Anyway, what really prompted me to blog today was something totally unconnected with books, although not entirely. As most of you probably know, I do love to cook, and I especially like preserving and fermenting, so I was tweeting today about making butter out of cream that I hadn't managed to use by its expiry date. Tonight I made another batch from a jar of cultured cream that didn't look like it was going to get used, but this time I remembered to take pics stage by stage. And it's too much to post on Twitter. The reason this is related to writing is that taking a break to do something else that's creative – be it cooking, crafting, carpentry, or art – is a good way to release your subconscious brain to sort out those plot problems and other issues that need to mulch in the mind.

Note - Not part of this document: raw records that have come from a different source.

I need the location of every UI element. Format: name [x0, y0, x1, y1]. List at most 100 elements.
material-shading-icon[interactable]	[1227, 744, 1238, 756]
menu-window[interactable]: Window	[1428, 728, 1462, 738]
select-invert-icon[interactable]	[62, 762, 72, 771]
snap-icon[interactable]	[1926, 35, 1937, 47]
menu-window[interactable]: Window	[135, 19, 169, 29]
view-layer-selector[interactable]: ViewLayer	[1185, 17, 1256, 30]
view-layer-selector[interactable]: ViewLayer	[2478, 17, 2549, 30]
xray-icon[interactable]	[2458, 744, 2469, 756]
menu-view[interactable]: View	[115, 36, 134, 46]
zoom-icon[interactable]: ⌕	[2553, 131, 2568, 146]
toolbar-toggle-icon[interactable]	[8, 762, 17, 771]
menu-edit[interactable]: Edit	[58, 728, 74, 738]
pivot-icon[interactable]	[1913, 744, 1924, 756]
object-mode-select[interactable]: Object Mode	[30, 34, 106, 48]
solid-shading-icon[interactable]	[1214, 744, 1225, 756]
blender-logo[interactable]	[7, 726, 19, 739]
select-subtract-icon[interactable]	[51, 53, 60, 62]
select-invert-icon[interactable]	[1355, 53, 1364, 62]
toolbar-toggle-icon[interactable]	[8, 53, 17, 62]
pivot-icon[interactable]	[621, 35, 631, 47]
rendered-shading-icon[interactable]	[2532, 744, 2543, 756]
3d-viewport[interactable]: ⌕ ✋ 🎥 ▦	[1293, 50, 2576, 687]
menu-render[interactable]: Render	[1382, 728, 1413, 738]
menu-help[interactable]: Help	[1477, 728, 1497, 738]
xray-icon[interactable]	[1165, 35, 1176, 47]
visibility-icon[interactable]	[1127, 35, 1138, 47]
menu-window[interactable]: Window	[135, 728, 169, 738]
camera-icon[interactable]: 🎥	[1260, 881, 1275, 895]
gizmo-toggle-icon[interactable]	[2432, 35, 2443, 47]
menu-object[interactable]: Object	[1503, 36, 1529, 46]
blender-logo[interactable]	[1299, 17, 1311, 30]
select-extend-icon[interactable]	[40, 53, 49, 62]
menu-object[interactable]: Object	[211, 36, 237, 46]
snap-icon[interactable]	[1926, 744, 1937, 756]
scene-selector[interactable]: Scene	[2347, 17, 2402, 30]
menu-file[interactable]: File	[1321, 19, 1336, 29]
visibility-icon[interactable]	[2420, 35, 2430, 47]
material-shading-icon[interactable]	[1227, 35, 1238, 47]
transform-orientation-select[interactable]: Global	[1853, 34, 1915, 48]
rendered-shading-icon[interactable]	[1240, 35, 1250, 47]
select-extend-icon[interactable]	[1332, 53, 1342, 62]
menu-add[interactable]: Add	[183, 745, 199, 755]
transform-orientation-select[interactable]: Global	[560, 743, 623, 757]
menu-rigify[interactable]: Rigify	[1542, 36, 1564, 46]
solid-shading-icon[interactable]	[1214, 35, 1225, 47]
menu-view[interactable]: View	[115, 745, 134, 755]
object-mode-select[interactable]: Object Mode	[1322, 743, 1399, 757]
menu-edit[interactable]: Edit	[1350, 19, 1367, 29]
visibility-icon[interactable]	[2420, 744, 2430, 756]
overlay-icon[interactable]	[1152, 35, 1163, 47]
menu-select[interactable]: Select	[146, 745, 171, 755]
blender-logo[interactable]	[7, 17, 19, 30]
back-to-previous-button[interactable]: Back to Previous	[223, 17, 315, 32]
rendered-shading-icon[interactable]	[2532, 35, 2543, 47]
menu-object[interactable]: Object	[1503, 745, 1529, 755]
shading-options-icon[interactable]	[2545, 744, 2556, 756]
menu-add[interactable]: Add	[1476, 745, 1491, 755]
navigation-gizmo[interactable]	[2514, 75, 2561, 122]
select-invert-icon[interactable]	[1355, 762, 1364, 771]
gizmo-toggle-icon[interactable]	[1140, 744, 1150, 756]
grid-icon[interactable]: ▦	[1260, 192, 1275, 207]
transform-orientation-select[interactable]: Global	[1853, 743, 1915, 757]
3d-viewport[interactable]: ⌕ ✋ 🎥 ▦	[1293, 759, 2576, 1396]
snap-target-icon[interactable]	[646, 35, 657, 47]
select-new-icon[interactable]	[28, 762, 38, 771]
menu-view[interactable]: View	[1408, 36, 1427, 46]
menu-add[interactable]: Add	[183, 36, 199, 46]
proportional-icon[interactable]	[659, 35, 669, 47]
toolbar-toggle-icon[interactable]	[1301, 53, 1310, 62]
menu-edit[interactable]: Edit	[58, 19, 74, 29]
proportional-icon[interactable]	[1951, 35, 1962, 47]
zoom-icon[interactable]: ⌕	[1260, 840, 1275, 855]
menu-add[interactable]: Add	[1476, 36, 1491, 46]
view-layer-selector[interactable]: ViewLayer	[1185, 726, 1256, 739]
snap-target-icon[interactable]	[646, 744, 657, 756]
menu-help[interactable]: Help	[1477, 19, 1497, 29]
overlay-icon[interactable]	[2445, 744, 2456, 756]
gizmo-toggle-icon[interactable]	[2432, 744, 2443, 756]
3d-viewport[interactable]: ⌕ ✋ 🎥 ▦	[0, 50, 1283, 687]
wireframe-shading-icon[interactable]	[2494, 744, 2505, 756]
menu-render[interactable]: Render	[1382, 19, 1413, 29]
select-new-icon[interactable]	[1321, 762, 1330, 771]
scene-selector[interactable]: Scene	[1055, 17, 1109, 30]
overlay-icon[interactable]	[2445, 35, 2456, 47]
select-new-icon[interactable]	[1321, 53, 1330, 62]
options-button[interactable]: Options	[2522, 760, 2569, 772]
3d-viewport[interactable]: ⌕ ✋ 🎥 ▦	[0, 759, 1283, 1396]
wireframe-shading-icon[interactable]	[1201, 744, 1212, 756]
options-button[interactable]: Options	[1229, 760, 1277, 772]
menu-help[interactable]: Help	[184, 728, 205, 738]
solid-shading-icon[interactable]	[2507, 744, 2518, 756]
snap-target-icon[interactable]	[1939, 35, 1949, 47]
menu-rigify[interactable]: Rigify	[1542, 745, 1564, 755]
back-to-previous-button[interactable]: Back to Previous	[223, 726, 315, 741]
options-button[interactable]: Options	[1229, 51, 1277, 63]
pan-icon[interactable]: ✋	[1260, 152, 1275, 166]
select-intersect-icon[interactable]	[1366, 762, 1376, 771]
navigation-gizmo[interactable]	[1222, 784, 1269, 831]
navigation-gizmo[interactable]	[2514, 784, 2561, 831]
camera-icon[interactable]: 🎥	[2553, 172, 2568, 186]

If you've never made your own butter with a culture, it's the easiest thing imaginable, and if you don't mind a few minutes' hard work you can do it all by hand. No mixer or churning device required. (You can shake it in a jar, too, but I find that impossible once the cream's set.) This really is just supermarket double (heavy) cream cultured with a teaspoonful of plain yoghurt. I make that as well, but you can use any plain live yoghurt as a starter. Then I leave it on the counter overnight or longer. You can also culture it in a proper yoghurt-maker, but I just did it the low tech way this time. You can also culture cream with kefir, proper buttermilk culture, or whatever other milk culture you happen to have on hand. Yoghurt seems to be the easiest to find for most people. For some reason, it doesn't seem to matter whether I use a room temperature yoghurt (mesophilic) or a thermophilic one that needs an incubator (which is the plain yoghurt you get in shops) because both work if I just leave the cream on the counter. I'm still working out the microbiology behind that.




1.
The cream. This is already soured by a yoghurt culture.


IMG_1952

2. Start beating it, by hand if you prefer. I find the cream separates more easily when it's at room temperature. This batch was chilled, and it was a lot more work.

IMG_1953

3. Eventually, it'll start going grainy…

IMG_1954

4. …then it'll start to form a ball…


IMG_1955

5. And after that it'll suddenly "turn" and separate into butter solids and buttermilk.

IMG_1956

6. Pour off the buttermilk. Great for scones, soda bread, or drinking.


IMG_1957

7. Yep, it's definitely butter now.

IMG_1958

8. Knead the lump of butter in cold water. I do it under a running tap. This gets the last of the buttermilk out so that it keeps longer. It's a weird sensation, but just keep doing it for a couple of minutes, then drain the butter, and knead in salt to taste if you want it salted. (And I do.) If you overdo the salt, you can wash it out again the same way you washed out the buttermilk in cold water. Isn't that cool?

IMG_1959

9 And there it is. Fresh cultured butter. Keep it in the fridge for a few weeks, or freeze it. Way better than the commercial stuff. Delicious. I never used to like butter, but home-made is a different story.